At least in these cases, you’re getting something — free software, discounted devices — out of the deal. Verizon and AT&T customers are being automatically opted in to invasive tracking schemes that offer them no tangible benefits. The companies claim that the collected data is anonymized and reassure customers that they can opt out of the tracking at any time. Both of these claims are dubious. First, researchers have shown that supposedly anonymous data is often anything but and that individuals can be identified within large data sets with relative ease. In one 2013 study, Harvard researchers were able to identify more than 40 percent of the people who participated in a human genetics experiment, linking their names to highly sensitive records regarding medical conditions, drug use, abortions and sexually transmitted diseases.

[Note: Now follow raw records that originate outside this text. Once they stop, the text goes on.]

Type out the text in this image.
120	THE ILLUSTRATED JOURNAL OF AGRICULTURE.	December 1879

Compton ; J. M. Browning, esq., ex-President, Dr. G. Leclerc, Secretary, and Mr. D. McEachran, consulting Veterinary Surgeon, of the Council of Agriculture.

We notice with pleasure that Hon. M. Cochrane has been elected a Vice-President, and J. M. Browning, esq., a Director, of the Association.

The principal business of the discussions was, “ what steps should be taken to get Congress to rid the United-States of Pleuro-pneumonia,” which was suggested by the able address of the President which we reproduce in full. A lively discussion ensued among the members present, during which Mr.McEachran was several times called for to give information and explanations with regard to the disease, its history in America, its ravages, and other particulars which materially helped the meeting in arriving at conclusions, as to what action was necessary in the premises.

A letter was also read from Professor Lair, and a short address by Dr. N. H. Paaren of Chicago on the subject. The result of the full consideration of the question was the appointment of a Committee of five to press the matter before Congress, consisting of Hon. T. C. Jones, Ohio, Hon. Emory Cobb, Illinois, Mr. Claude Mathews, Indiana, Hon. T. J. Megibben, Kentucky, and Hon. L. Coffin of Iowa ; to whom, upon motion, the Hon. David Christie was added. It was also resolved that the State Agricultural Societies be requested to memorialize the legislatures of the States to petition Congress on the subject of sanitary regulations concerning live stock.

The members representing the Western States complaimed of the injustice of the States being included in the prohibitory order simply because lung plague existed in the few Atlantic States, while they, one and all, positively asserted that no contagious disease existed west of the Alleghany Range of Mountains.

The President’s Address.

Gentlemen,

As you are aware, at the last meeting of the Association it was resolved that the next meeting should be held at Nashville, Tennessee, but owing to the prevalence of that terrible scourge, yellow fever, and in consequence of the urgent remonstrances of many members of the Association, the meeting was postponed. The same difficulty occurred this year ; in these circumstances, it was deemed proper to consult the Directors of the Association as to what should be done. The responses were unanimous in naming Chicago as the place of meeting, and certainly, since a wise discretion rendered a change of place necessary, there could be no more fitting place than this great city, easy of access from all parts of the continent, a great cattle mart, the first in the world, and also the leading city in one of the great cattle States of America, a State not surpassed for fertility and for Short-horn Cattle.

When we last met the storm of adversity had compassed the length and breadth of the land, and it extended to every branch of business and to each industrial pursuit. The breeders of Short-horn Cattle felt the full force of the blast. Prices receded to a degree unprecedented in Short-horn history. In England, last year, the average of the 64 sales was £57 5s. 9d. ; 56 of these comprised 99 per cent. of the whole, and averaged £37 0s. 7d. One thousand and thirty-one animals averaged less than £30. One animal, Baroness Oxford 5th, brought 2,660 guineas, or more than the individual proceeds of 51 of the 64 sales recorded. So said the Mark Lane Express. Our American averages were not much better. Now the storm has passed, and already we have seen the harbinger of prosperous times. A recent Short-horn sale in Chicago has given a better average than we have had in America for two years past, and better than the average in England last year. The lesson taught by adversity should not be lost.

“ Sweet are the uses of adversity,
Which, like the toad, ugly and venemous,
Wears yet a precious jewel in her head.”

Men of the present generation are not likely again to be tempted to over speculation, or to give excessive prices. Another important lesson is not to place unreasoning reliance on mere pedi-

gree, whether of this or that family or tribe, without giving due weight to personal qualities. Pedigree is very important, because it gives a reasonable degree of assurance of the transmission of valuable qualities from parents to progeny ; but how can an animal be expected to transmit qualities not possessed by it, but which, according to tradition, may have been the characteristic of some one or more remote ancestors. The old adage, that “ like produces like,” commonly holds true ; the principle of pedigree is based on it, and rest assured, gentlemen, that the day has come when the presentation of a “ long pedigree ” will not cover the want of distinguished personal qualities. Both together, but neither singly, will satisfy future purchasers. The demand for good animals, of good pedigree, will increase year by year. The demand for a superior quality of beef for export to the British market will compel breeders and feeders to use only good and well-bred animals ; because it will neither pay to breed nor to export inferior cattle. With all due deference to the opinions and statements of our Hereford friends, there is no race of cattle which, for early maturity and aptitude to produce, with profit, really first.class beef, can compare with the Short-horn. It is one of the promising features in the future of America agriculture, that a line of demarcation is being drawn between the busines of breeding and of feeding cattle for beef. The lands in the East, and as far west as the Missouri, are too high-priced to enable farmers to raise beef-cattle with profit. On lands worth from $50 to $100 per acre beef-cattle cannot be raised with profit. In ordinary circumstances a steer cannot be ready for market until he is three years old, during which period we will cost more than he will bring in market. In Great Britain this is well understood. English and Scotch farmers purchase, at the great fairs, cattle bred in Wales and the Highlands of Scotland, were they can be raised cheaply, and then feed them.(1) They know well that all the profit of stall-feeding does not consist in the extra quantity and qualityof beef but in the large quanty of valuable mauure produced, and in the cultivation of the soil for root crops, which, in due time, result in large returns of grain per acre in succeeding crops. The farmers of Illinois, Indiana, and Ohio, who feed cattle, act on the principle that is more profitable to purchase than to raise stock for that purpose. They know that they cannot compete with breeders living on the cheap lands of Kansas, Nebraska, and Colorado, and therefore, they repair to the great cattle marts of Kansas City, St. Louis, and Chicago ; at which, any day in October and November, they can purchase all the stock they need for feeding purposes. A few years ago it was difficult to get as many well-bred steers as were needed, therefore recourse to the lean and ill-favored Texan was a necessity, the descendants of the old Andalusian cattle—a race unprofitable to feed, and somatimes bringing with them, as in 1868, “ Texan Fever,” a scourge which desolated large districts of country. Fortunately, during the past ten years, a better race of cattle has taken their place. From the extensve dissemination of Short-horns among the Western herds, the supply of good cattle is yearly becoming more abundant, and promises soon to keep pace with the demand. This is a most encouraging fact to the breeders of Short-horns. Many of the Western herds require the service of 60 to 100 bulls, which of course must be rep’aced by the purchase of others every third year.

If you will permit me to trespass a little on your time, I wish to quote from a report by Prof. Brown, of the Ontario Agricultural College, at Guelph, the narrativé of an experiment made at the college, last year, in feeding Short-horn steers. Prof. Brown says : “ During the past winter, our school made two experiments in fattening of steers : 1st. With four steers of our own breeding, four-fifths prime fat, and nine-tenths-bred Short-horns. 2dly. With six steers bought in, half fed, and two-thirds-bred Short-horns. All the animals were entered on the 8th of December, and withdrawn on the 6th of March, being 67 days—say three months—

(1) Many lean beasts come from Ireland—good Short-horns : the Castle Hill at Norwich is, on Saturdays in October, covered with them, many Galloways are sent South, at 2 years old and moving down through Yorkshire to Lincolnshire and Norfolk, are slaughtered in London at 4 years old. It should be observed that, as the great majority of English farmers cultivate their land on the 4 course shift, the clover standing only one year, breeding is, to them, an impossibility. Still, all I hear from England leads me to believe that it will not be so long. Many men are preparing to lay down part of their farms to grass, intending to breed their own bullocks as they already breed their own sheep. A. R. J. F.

The claim that customers can opt out of tracking programs is also misleading. Security researcher Kenn White, who built a site that checks if your device is being tracked, found that both Verizon’s and AT&T’s tracking beacons are added to Web traffic even after users opt out. Verizon later admitted there is no way to prevent the trackers from being sent; opting out merely stops the company from using them to target you with ads. The only way to avoid the trackers entirely is by visiting websites that support encrypted connections or by connecting to the Internet through a virtual private network. (AT&T anticipated the former, and it has a patent that proposes actually downgrading users to insecure connections so tracking codes can go through.) And since the trackers are being sent over unencrypted channels, any third party — including stalkers, criminals and other companies — can still use them to track and build profiles on customers as they move across the Web.
ProPublica’s Julia Angwin and Jeff Larson have discovered that Twitter’s mobile advertising arm, MoPub, is already using the Verizon identifiers for user tracking of its own. Cybercriminals who frequently target ad networks for the troves of data they store would also undoubtedly benefit from having access to unique customer IDs. And we can safely assume the persistent beacons are an enormous boon to intelligence services such the National Security Agency, which is known to use browser cookies and advertising IDs to track surveillance targets and infect devices with spyware, according to documents leaked by former NSA contractor-turned-whistleblower Edward Snowden.
Tracking schemes like Verizon’s and AT&T’s should serve as a warning, even to those who aren’t worried about their privacy. Whether guided by advertisers or the NSA, we are sleepwalking into a world of default mass surveillance, in which even paying customers are quarries of data to be mined by the very companies that are supposed to serve them. Trading our data for free stuff is tempting, but it’s also a gateway to greater inequality. As the practice becomes normalized, data simply becomes another commodity that companies demand from us. The result is an aggregate loss of security and consumer rights, benefiting no one but the corporate Internet gatekeepers that already stand to profit.